Search code examples
python-3.xcomputational-geometrynearest-neighborlocality-sensitive-hashapproximate-nn-searching

LSH implementation in python 3 with Euclidean distance and seeing all neighbors in LSHForest


I am looking for an efficient implementation of LSH in python 3 that uses Euclidean distance.

There is the "in-python" LSHForest implementation, but it uses cosine distances.
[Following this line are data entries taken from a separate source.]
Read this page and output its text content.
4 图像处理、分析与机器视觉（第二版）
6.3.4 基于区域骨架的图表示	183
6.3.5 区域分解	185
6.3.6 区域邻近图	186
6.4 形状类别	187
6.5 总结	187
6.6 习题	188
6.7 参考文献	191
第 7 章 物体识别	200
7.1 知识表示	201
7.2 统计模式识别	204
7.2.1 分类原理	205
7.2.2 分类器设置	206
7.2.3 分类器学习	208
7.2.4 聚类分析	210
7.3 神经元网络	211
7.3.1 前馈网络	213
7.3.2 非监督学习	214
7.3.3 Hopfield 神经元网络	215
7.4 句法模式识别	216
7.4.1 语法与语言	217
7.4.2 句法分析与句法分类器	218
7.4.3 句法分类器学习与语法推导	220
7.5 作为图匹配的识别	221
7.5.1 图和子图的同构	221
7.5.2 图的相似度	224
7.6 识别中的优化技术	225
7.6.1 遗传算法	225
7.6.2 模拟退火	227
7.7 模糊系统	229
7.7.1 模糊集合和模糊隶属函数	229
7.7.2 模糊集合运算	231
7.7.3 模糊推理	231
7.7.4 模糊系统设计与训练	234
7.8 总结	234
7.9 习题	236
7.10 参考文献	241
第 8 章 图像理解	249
Also, even using this implementation, I didn't find a way to see the content of each of the baskets, e.g., if using LSH for clustering - it only returns a certain number of approximate neighbors within a certain radius. But if I want to see all neighbors, I don't see how it can be done (I do not want to use an arbitrary radius of search and I am really not sure what is the meaning of a very large or infinite radius using this implementation).

Will appreciate any insight. Many thanks.


Solution

  • For software recommendations, please ask here: Software Recommendations.


    For how this works, first read my answer and then assume that you ask from the package (I haven't used it) a big k (k should be the number of Neighbors that the software returns), within a big radius r. That should return many neighbors, set k = N, where N is the number of the points in your dataset and you will get all the neighbors.

    If you want to see all the neighbors within a certain bucket, then you have to investigate how many points can a bucket contain and set k to that number.